As described above, in the present invention, in the drive device for a non-commutated DC motor, the amplifier is connected between the amplifier that amplifies the output voltage of the Hall element and the output circuit that supplies current to the stator coil at a level corresponding to the speed control signal. Since a slicing circuit is provided to slice the sinusoidal output of the Hall element, a sufficient input current can be passed through the Hall element to obtain a large output voltage.

Therefore, since the output voltage of the Hall element which is sufficiently larger than the offset voltage of the amplifier can be input to the amplifier, the offset voltage can be ignored in the drive device of the present invention.

Therefore, no error due to the offset voltage occurs in the current flowing through the stator coil, so that stable and smooth rotation can be obtained in the commutatorless DC motor.

Furthermore, even when the direction of the current flowing through the stator coil changes, it does not change abruptly but gradually in a sinusoidal manner, so the stator coil does not vibrate and generate noise.

In the embodiment of the present invention, a two-phase 10-pole non-commutator DC motor has been described, but it goes without saying that the number of phases and the number of poles can be freely selected.

[Brief explanation of the drawing]

Figure 1 is a layout diagram showing the positions of the stator coil and Hall element, Figure 2 is a block diagram showing a conventional drive circuit, Figure 3 a is a conventional Hall element output waveform diagram, and b is the offset voltage of the amplifier.

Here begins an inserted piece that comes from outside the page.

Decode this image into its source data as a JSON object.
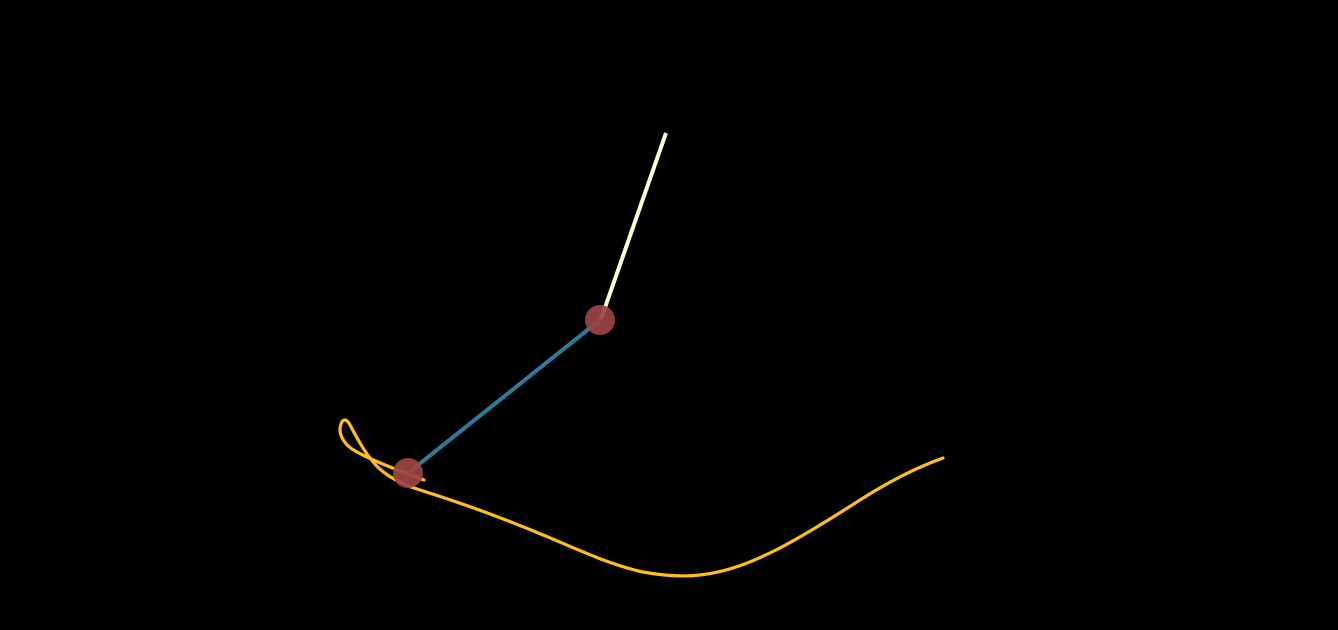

Waveform diagram, c
4 is a block diagram showing the drive circuit of the non-commutated DC motor of the present invention, and 5 is an output waveform diagram of the amplifier.
Figure a is a Hall element output waveform diagram of the present invention, b is an output waveform diagram of the amplifier, c is an output waveform diagram of the slice circuit, d is an output waveform diagram of the output circuit, and Fig. 6 is a specific diagram of the drive device of the present invention. A circuit diagram showing an example, FIG. 7a is a Hall element output waveform diagram of a circuit diagram showing a specific example, b is a current waveform diagram proportional to the Hall element output, and c is a current flowing through the stator coil of one phase. Waveform diagram d shows a current waveform diagram flowing through the stator coil of the other phase. 7, 8... Hall element, 17, 21... Amplifier, 18, 19, 22, 23... Slice circuit,
20, 24... Output circuit, L _A , L _B ... Stator coil.

Claims (1)

[Claims] 1 A rotor magnet magnetized with multiple magnetic poles,
a plurality of stator coils arranged correspondingly to the rotor magnet; a magnetically sensitive element that detects the magnetic pole position of the rotor magnet; and an amplifier circuit that amplifies the output of the magnetically sensitive element to obtain a sinusoidal output signal. , a slicing circuit that slices the sinusoidal output of the amplifier circuit at a level according to a speed control signal;
an output circuit that supplies a current to the stator coil according to the output of the slice circuit, and a current that provides an output voltage sufficiently larger than an offset voltage of the amplifier circuit is input to the magnetically sensitive element. A drive device for a non-commutated DC motor.